After a mile or so, I mean about fifteen hundred kilometers, (I couldn’t resist); I walk up an incline to little park with benchs and a center resting area. I sit and stare at the clouds hovering above; they are white, soft and mostly still. The gentle breeze is not enough to get them moving, so I can see and take time to watch. A young girl of about eight or nine runs up the hill excited, quickly looks at me and sits across from me to look at the foreigner. She is careful to not be rude- her glances are brief and non-direct. Since she is young, I know she can speak some English, I assume that is why she is here in the first place. Young kids love to practice their limited English on foreigners.

I say, “Hello”.
She smiles, containing her excitement and replies, “Hi!” She looks away to not seem eager or disrespectful to an adult, especially a foreigner. A moment later, she gets up, says, “Good-bye”, glances at me briefly and runs down the hill and across the thin side street. She is back a few minutes later while I am still staring and appreciating the clouds and the trees. I say, “Hello” again to make her feel welcome. Kids here cannot wait to say “Hello” to anyone who will let them. I am a willing participant at any opportunity I can get. Who would not want to be the focus of these beautiful, excited smiles?
I get up to leave, and say “Good-bye” again.
She says, “Bye Bye”.
I ask, “How are you?”
“I am fine” she responds in perfect English as if she has done so every day of her life.
“Nice to meet you” I say knowing they are all taught to say this.
“Nice to meet you too.” She bows, as do I. I walk away smiling from ear to ear, she is beaming next to her little brother.

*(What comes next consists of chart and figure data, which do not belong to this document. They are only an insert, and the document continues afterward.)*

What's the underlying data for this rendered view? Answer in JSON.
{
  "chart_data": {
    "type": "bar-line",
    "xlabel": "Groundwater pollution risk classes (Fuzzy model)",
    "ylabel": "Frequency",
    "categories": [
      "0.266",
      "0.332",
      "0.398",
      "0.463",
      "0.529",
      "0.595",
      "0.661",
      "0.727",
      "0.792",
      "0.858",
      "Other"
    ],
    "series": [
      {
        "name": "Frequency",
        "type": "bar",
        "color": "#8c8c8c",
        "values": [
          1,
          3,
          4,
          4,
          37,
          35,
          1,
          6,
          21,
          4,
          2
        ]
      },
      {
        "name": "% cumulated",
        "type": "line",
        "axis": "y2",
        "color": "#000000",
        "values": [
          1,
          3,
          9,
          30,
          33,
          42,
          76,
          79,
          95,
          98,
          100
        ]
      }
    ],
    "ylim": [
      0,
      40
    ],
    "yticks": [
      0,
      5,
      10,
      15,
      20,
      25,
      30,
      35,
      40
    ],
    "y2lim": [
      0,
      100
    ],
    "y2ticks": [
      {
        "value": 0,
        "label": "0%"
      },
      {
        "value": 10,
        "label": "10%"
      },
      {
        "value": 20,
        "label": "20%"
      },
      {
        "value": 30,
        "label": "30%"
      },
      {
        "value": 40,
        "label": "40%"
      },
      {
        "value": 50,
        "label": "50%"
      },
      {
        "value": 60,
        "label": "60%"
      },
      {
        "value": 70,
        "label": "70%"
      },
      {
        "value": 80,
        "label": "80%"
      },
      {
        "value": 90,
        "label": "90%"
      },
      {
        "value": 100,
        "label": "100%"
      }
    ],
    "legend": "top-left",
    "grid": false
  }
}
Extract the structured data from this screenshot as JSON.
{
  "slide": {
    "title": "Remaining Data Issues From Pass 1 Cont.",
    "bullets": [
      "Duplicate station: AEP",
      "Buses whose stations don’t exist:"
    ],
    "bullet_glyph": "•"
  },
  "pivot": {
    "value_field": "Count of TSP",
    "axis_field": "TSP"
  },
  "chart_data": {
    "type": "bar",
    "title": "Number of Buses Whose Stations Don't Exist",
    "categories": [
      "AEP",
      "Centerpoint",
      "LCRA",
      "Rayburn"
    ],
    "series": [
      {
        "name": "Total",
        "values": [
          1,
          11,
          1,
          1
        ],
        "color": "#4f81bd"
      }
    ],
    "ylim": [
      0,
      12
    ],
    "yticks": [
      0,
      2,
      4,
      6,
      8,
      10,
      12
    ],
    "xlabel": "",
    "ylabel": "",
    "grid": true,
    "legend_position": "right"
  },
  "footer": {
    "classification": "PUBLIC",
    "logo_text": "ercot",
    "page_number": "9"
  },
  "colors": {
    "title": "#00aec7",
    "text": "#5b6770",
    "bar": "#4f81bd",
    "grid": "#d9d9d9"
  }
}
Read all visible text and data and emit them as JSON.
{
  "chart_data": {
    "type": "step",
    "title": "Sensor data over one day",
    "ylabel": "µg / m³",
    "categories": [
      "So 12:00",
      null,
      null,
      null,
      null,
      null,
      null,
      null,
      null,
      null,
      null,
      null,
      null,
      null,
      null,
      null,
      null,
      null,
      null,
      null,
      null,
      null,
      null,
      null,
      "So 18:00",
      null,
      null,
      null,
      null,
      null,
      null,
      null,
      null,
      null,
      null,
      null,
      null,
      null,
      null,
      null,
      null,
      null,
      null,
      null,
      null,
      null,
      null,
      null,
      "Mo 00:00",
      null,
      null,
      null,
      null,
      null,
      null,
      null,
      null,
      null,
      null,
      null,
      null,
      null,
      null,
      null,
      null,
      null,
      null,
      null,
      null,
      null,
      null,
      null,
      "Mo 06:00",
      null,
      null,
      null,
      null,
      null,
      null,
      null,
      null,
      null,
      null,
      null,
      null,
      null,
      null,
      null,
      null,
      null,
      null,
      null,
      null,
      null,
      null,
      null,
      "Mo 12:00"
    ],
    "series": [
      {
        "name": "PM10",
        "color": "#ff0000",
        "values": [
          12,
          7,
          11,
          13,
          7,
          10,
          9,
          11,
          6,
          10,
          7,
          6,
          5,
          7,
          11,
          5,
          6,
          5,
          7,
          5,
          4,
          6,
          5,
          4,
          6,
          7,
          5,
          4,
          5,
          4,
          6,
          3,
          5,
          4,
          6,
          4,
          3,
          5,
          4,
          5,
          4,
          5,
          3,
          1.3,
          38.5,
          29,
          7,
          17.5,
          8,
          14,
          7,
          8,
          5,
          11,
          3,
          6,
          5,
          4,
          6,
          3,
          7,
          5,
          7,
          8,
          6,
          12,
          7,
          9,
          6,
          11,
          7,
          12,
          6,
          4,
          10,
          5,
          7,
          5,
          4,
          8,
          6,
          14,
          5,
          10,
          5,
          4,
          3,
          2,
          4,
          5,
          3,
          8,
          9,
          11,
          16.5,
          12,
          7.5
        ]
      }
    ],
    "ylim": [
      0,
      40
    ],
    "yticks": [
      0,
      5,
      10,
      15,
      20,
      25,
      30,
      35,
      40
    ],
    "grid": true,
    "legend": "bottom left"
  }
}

The walk back to my space is full of breathing in the night air, noticing young kids out walking, talking and riding bikes after ten at night and feeling Blessed to be here in Korea. I reflect for a moment on how I will ever be able to return to a land without bowing, casual walking, friendliness, cops too bored to do anything but smoke cigarettes and families enjoying the night without regard for the hour embracing now and this moment. I have a flinch of shame over how many nights I have been too lazy or distracted to make my evening walk here in Cheonan to remember life and why it is so special. I stop at Tous les Jous and buy their last baguette for the night for the equivalent of $1.50. I walk with it in my right hand past folks sitting on the floor of the restaurant on my right just before I turn towards my street. Again, I peer in the windows of the Cozy Café without discerning any more than the other ten times I have tried and failed. This was a great walk. I walk up the steps to the second floor, entering my apartment and clothes hanging on my hand made indoor clothesline. It is good to be home and actually have a home.